Тем временем кузнец Виллу сидел в жарко натопленной комнате, щедро угощая воинов. Лица у людей горели, кое-кто храпел за столом, положив голову на руки; другие валялись на полу, а кузнец снова и снова наполнял кружки, приговаривая, что сегодня должны быть опорожнены две бочки.

– Давайте сегодня веселиться, ибо завтра, может быть, придется распрощаться с жизнью! – притворно посмеивался он.

Слуги не заставляли себя просить, а храбро пили, хвалили щедрость кузнеца и осуждали скупость рыцарей, которые никогда не устраивали им подобных пиршеств.

Была уже ночь, когда кузнеца известили, что комтур возвратился и зовет его к себе.

– Я скоро вернусь, – сказал Виллу, вставая. – Пейте, люди, пока есть что пить! На том свете виноградников нет!..

Он взял бочонок под мышку и последовал за слугой. Тот привел его в высокую комнату с узкими окнами; здесь горели восковые свечи и на столе блестели золотые и серебряные кубки. Комтур и несколько рыцарей сидели за столом и пили дорогое вино. Комтур благосклонно выслушал приветствие кузнеца и сказал:

– Это хорошо, кузнец, что ты не забываешь старых друзей. В этом году ты заставил себя ждать дольше, чем обычно. Может быть, ты медлил потому, что я в тот раз тебя немного рассердил? Помиримся! Я здесь, перед моими братьями по ордену, прошу у тебя прощения. Ты теперь удовлетворен?

Виллу не сразу нашелся что ответить.

– Ты все гневаешься? – продолжал комтур. – Ну, послушай тогда, что я еще сделал для нашего примирения.
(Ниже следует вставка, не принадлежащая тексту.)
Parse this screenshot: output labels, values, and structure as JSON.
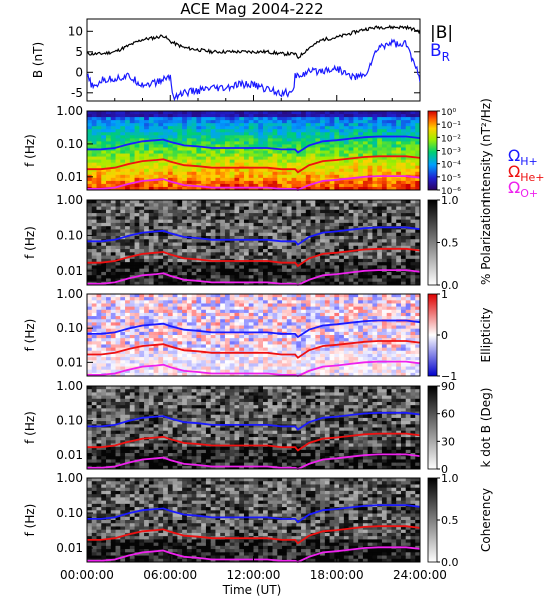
{
  "chart_data": [
    {
      "type": "line",
      "title": "ACE Mag 2004-222",
      "ylabel": "B (nT)",
      "ylim": [
        -7,
        13
      ],
      "yticks": [
        10,
        5,
        0,
        -5
      ],
      "series": [
        {
          "name": "|B|",
          "color": "#000000",
          "x": [
            0,
            1,
            2,
            3,
            4,
            5,
            5.5,
            6,
            7,
            8,
            9,
            10,
            11,
            12,
            13,
            14,
            15,
            15.2,
            16,
            17,
            18,
            19,
            20,
            21,
            22,
            23,
            24
          ],
          "values": [
            4.5,
            4.5,
            5,
            6.5,
            8,
            8.5,
            9,
            7.5,
            6,
            5.5,
            5,
            5,
            5,
            5,
            5,
            4.5,
            4.5,
            3.5,
            6,
            8,
            8.5,
            9.5,
            10.5,
            11,
            11,
            11,
            10
          ]
        },
        {
          "name": "B_R",
          "color": "#1a1aff",
          "x": [
            0,
            0.5,
            1,
            2,
            3,
            4,
            5,
            6,
            6.2,
            7,
            8,
            9,
            10,
            11,
            12,
            12.8,
            13,
            14,
            14.9,
            15,
            16,
            17,
            18,
            19,
            20,
            21,
            22,
            22.5,
            23,
            24
          ],
          "values": [
            -1,
            -4,
            -2,
            -1.5,
            -1,
            -3,
            -2.5,
            -1,
            -6,
            -5,
            -4.5,
            -4,
            -4,
            -3,
            -3,
            -4,
            -4,
            -5,
            -5,
            -1,
            0,
            0.5,
            1,
            -1,
            -1,
            6,
            7.5,
            6.5,
            7,
            -1.5
          ]
        }
      ]
    },
    {
      "type": "heatmap",
      "ylabel": "f (Hz)",
      "yticks": [
        "1.00",
        "0.10",
        "0.01"
      ],
      "colorbar": {
        "label": "Intensity (nT²/Hz)",
        "ticks": [
          "10⁰",
          "10⁻¹",
          "10⁻²",
          "10⁻³",
          "10⁻⁴",
          "10⁻⁵",
          "10⁻⁶"
        ],
        "scale": "rainbow"
      },
      "legend": [
        {
          "label": "Ω",
          "sub": "H+",
          "color": "#1a1aff"
        },
        {
          "label": "Ω",
          "sub": "He+",
          "color": "#ee1111"
        },
        {
          "label": "Ω",
          "sub": "O+",
          "color": "#ee22ee"
        }
      ]
    },
    {
      "type": "heatmap",
      "ylabel": "f (Hz)",
      "yticks": [
        "1.00",
        "0.10",
        "0.01"
      ],
      "colorbar": {
        "label": "% Polarization",
        "ticks": [
          "1.0",
          "0.5",
          "0.0"
        ],
        "scale": "gray"
      }
    },
    {
      "type": "heatmap",
      "ylabel": "f (Hz)",
      "yticks": [
        "1.00",
        "0.10",
        "0.01"
      ],
      "colorbar": {
        "label": "Ellipticity",
        "ticks": [
          "1",
          "0",
          "−1"
        ],
        "scale": "diverging"
      }
    },
    {
      "type": "heatmap",
      "ylabel": "f (Hz)",
      "yticks": [
        "1.00",
        "0.10",
        "0.01"
      ],
      "colorbar": {
        "label": "k dot B (Deg)",
        "ticks": [
          "90",
          "60",
          "30",
          "0"
        ],
        "scale": "gray"
      }
    },
    {
      "type": "heatmap",
      "ylabel": "f (Hz)",
      "yticks": [
        "1.00",
        "0.10",
        "0.01"
      ],
      "colorbar": {
        "label": "Coherency",
        "ticks": [
          "1.0",
          "0.5",
          "0.0"
        ],
        "scale": "gray"
      }
    }
  ],
  "gyrofrequency_lines": {
    "x": [
      0,
      1,
      2,
      3,
      4,
      5,
      5.5,
      6,
      7,
      8,
      9,
      10,
      11,
      12,
      13,
      14,
      15,
      15.2,
      16,
      17,
      18,
      19,
      20,
      21,
      22,
      23,
      24
    ],
    "h_plus_hz": [
      0.068,
      0.068,
      0.075,
      0.098,
      0.12,
      0.13,
      0.135,
      0.115,
      0.09,
      0.084,
      0.075,
      0.075,
      0.075,
      0.075,
      0.075,
      0.068,
      0.068,
      0.055,
      0.09,
      0.12,
      0.13,
      0.145,
      0.16,
      0.168,
      0.168,
      0.168,
      0.15
    ],
    "he_plus_hz": [
      0.017,
      0.017,
      0.019,
      0.0245,
      0.03,
      0.0325,
      0.034,
      0.029,
      0.0225,
      0.021,
      0.019,
      0.019,
      0.019,
      0.019,
      0.019,
      0.017,
      0.017,
      0.0137,
      0.0225,
      0.03,
      0.0325,
      0.036,
      0.04,
      0.042,
      0.042,
      0.042,
      0.0375
    ],
    "o_plus_hz": [
      0.0043,
      0.0043,
      0.0047,
      0.0061,
      0.0075,
      0.0081,
      0.0085,
      0.0072,
      0.0056,
      0.0052,
      0.0047,
      0.0047,
      0.0047,
      0.0047,
      0.0047,
      0.0043,
      0.0043,
      0.0034,
      0.0056,
      0.0075,
      0.0081,
      0.009,
      0.01,
      0.0105,
      0.0105,
      0.0105,
      0.0094
    ]
  },
  "x_axis": {
    "label": "Time (UT)",
    "ticks": [
      "00:00:00",
      "06:00:00",
      "12:00:00",
      "18:00:00",
      "24:00:00"
    ],
    "range": [
      0,
      24
    ]
  },
  "labels": {
    "legend_B": "|B|",
    "legend_BR_main": "B",
    "legend_BR_sub": "R"
  }
}
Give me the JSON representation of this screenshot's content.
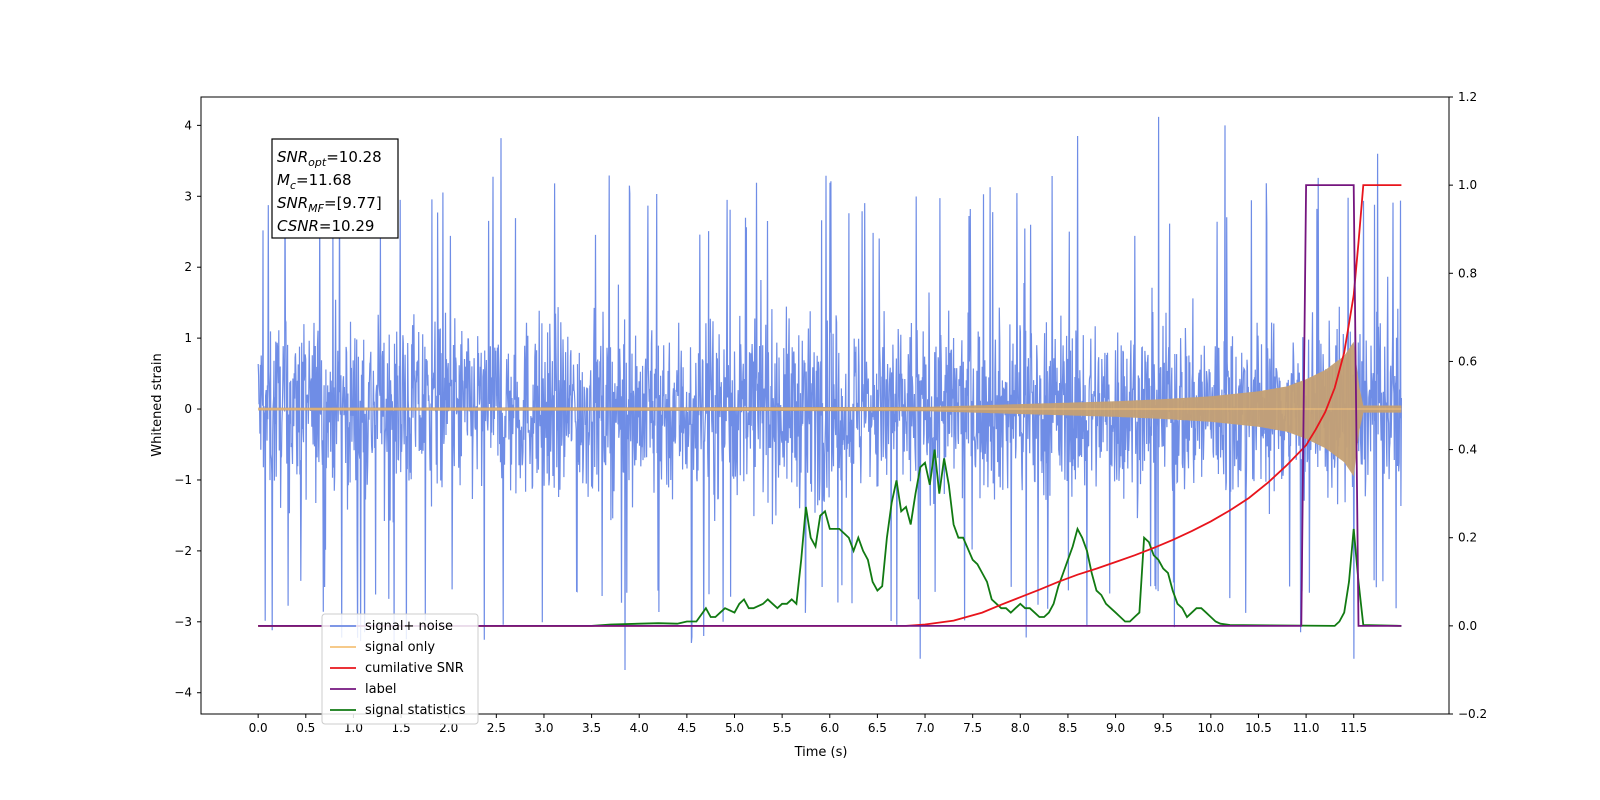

Ты по-прежнему считаешься крепостным Вильяндиского замка, но ты так долго и честно служил ордену как воин и изготовил ему столько хорошего оружия, что у нас давно уже было решено отпустить тебя на волю. Я тотчас же после ссоры с тобой просил ландмейстера о твоем освобождении, но из-за войны ответ задержался, и мы его только недавно получили. Теперь я спрашиваю тебя: хочешь ли ты быть вольным человеком?

– Хочу, – ответил кузнец глухим голосом.

– Тогда поставь бочонок и подойди сюда! Кузнец исполнил приказание.

– Стань на колени! – сказал комтур.

Кузнец помедлил минуту, но потом с хмурым видом стал на одно колено. Комтур дал ему легкую пощечину и сказал:

– Пусть это будет последней пощечиной, которую ты, как крепостной раб, должен был покорно стерпеть. Как вольный человек, ты впредь никому не должен позволять бить себя. Встань и возьми свою вольную.

Комтур взял со стола пергамент с большой печатью и передал его Виллу. Затем он поздравил кузнеца и пожал ему руку.

Рука Виллу дрожала, когда он прятал за пазуху драгоценную грамоту; милость комтура так глубоко тронула его доброе сердце, что он едва сдерживал слезы. Он не мог вымолвить ни слова. Комтур долго молчал и смотрел на кузнеца, как бы чего-то ожидая.

– Теперь мы квиты, – глухо произнес наконец комтур. – Ты спас меня от смерти, я тебя избавил от рабства. Выпьем в знак расчета!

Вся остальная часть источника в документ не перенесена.